A modo de respuesta sólo obtuvo el ininteligible murmullo de Martin, cuyo rubor se acentuó aún más.

– ¿Alguien que llamaba para denunciar un delito? ¿Alguno de los colegas de Strömstad? ¿O de Uddevalla? O tal vez Leif G. W., el que estaba interesado en escribir tu biografía…

Martin se retorcía en la silla, pero volvió a murmurar algo más audible:

– Pia.

– Ah, bueno, Pia… Fíjate, jamás me lo habría imaginado. Veamos, ¿cuánto lleváis? Tres meses, ¿no? Eso debe de ser un récord para ti, ¿verdad? -le chinchó Patrik.

Hasta el verano pasado, Martin había sido famoso por ser algo así como un especialista en historias de amor breves y desgraciadas, principalmente por su capacidad infalible de caer enamorado de objetivos ya ocupados que por lo general no perseguían más que una aventura transitoria. Pero Pia no sólo estaba libre, sino que además era una joven encantadora y muy formal.

– Celebraremos los tres meses el sábado -confirmó Martin con un destello en los ojos-. Y vamos a mudarnos a vivir juntos. Justo me llamaba para decirme que ha encontrado un apartamento perfecto en Grebbestad. Iremos a verlo esta tarde.

El rubor iba palideciendo, pero el joven no podía ocultar que estaba enamorado hasta los huesos.

Patrik recordó cómo era entre él y Erica al principio de su relación. PB, prebebé. La amaba con locura, pero aquel enamoramiento arrebatador se le antojaba ahora como un sueño lejano y desdibujado. Al parecer, los pañales llenos de caca y las noches en vela surtían ese efecto.

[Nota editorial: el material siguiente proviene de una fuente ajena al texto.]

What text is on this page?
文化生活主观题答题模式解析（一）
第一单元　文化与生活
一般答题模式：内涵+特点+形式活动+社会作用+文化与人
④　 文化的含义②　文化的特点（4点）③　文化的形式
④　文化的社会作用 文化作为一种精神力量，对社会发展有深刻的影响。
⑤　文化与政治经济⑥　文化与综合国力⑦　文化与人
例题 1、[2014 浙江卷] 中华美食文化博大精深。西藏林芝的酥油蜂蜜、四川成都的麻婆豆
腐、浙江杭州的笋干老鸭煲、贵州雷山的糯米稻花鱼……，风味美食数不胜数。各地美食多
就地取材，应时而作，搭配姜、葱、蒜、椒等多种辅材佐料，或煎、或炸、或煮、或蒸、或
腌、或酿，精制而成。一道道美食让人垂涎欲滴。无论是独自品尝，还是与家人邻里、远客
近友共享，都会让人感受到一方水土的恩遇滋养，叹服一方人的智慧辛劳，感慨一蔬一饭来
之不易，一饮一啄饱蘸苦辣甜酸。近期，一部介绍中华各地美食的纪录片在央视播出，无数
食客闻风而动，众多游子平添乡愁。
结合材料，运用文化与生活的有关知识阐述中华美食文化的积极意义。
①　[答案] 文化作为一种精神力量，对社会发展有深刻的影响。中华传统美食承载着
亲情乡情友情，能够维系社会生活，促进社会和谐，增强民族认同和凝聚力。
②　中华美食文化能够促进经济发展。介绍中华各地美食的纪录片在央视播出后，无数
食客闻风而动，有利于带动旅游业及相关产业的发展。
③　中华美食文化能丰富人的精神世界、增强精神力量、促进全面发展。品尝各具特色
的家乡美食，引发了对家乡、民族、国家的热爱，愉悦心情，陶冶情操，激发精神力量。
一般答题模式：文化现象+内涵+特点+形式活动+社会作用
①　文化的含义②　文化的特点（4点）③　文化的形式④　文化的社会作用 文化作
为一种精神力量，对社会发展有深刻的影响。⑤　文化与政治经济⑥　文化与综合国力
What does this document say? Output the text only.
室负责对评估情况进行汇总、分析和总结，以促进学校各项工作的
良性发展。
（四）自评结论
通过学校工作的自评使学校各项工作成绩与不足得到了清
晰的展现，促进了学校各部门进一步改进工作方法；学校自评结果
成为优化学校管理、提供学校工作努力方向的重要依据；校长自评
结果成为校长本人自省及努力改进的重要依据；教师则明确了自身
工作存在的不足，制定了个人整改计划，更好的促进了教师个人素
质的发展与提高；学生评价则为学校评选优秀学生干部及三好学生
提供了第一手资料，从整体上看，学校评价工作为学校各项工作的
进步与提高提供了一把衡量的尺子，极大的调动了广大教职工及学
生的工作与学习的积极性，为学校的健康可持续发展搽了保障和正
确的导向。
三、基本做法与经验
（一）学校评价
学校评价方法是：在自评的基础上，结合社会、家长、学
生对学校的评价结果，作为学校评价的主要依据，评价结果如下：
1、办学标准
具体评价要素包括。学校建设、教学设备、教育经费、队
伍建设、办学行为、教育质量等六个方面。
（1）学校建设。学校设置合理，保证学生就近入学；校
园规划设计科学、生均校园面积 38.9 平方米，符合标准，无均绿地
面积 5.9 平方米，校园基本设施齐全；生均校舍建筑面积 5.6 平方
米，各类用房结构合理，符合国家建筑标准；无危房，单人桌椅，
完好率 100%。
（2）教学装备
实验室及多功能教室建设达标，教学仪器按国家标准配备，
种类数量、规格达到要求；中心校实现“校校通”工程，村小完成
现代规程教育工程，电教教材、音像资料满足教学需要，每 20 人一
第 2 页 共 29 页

– ¿Y tú qué? ¿Cuándo vas a convertir a Erica en una mujer decente? No puedes consentir que se pasee por ahí con un hijo ilegítimo…

– Pues sí, mira, eso es para pensárselo -dijo Patrik con una sonrisa socarrona.

De repente su semblante adoptó una expresión más seria, pues recordó que se enfrentaban a algo muy distinto de una broma.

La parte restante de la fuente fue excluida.